Hemmer and Barr specializes in complex financial issues related to divorce, including the division of high-value assets, sophisticated financial issues, business valuation, and characterization of separate property and community property. We also understand the difficulty that often arises regarding spousal/partner support. We can assist clients with understanding spousal support laws, as well as determining how spousal support may affect tax liabilities.
Financial Issues During Divorce
Our goal is to help you protect your assets and income so you may stay financially secure following your divorce.
If you or your spouse have a high net worth, complex assets and debts, or a business, we will help you by bringing in the best financial professionals – such as a forensic accountant and business valuator – and stay financially secure following your divorce.
After you or your spouse files for divorce, both of you will be required to fill out disclosure declarations, where you disclose your income, expenses, assets, and debts. California is a community property state, which means that the property acquired or earned during marriage is presumed to be the joint property of both spouses. If a couple cannot agree on how they would like property to be divided, the court will make the final decision. The court will determine what is separate property and what is community property, and will then divide the property accordingly. Property such as a business or a pension can be much more difficult to divide and may require the assistance of an experienced attorney.

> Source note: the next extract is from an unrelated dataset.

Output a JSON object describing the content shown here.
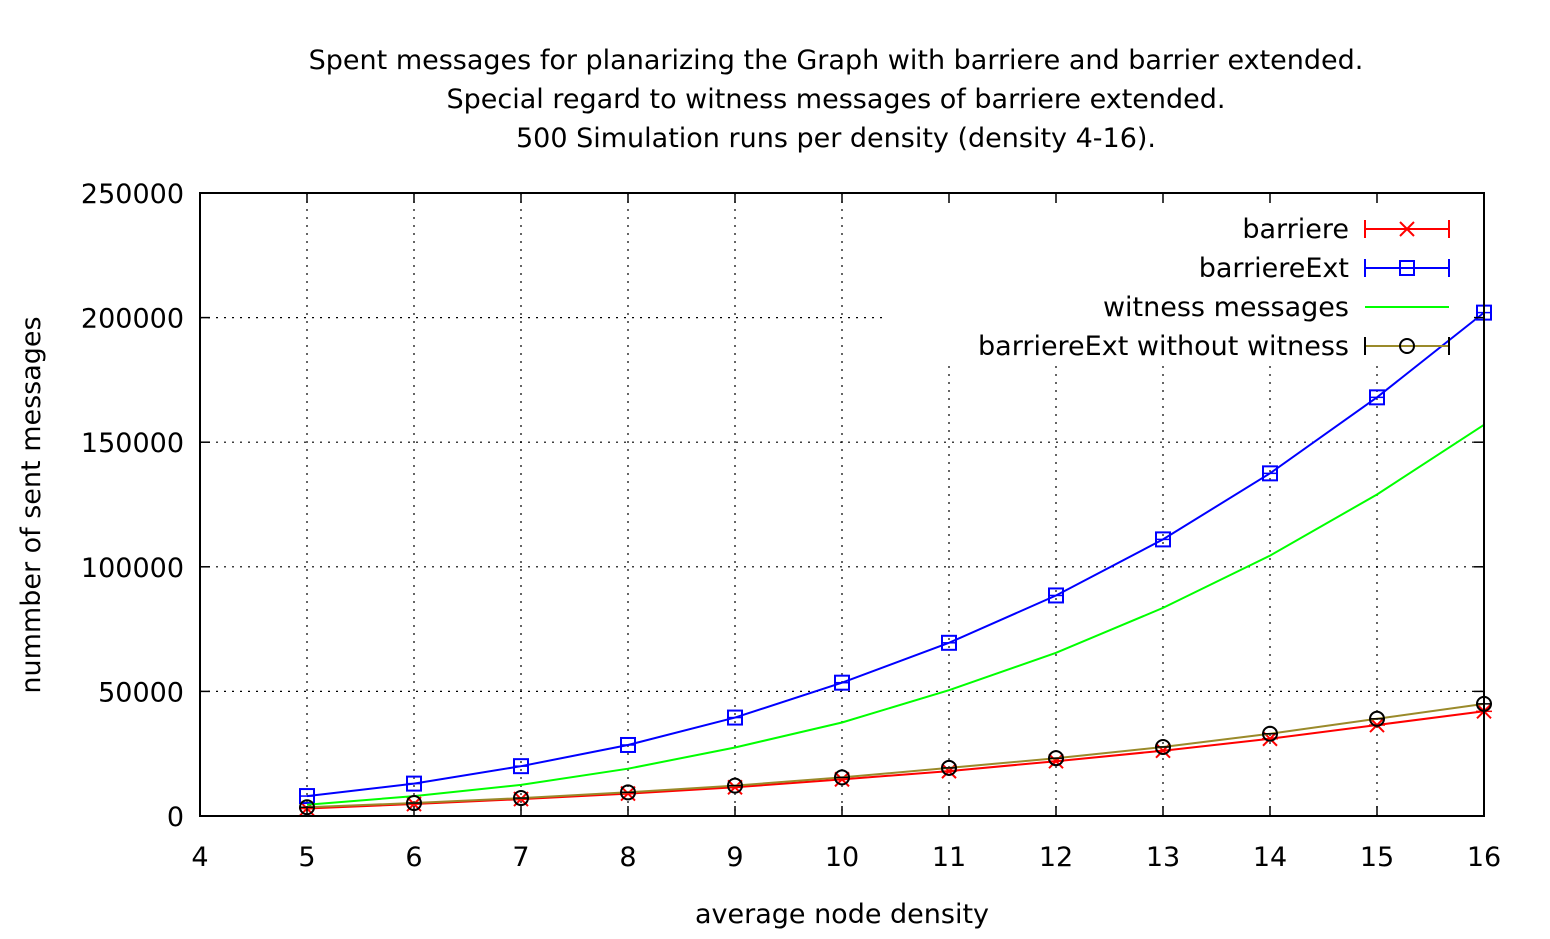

Spousal Support Determination
In California, the amount of spousal support (also known as alimony) a spouse receives after a divorce is finalized is based on many factors, including, but not limited to:
- Length of the marriage or domestic partnership
- Earning capacity of both spouses
- Age and health of each spouse
- Standard of living established during the marriage
The length of time spousal support is paid is determined by looking at how long the two spouses were married. Generally, if a couple was married for 10 or less years, then spousal support may be paid for half the length of the marriage. If the marriage lasted for more than 10 years, the spousal support can be paid for a longer amount of time, and requires the payor to request a review at some point in the future.
During the divorce process, the court may also require a spouse to pay temporary spousal support. Keep in mind that even if the court refuses to order spousal support, which can occur in cases where neither spouse requires or wants spousal support, a spouse may file for spousal support in the future if circumstances change. Spousal support may also be modified as circumstances change.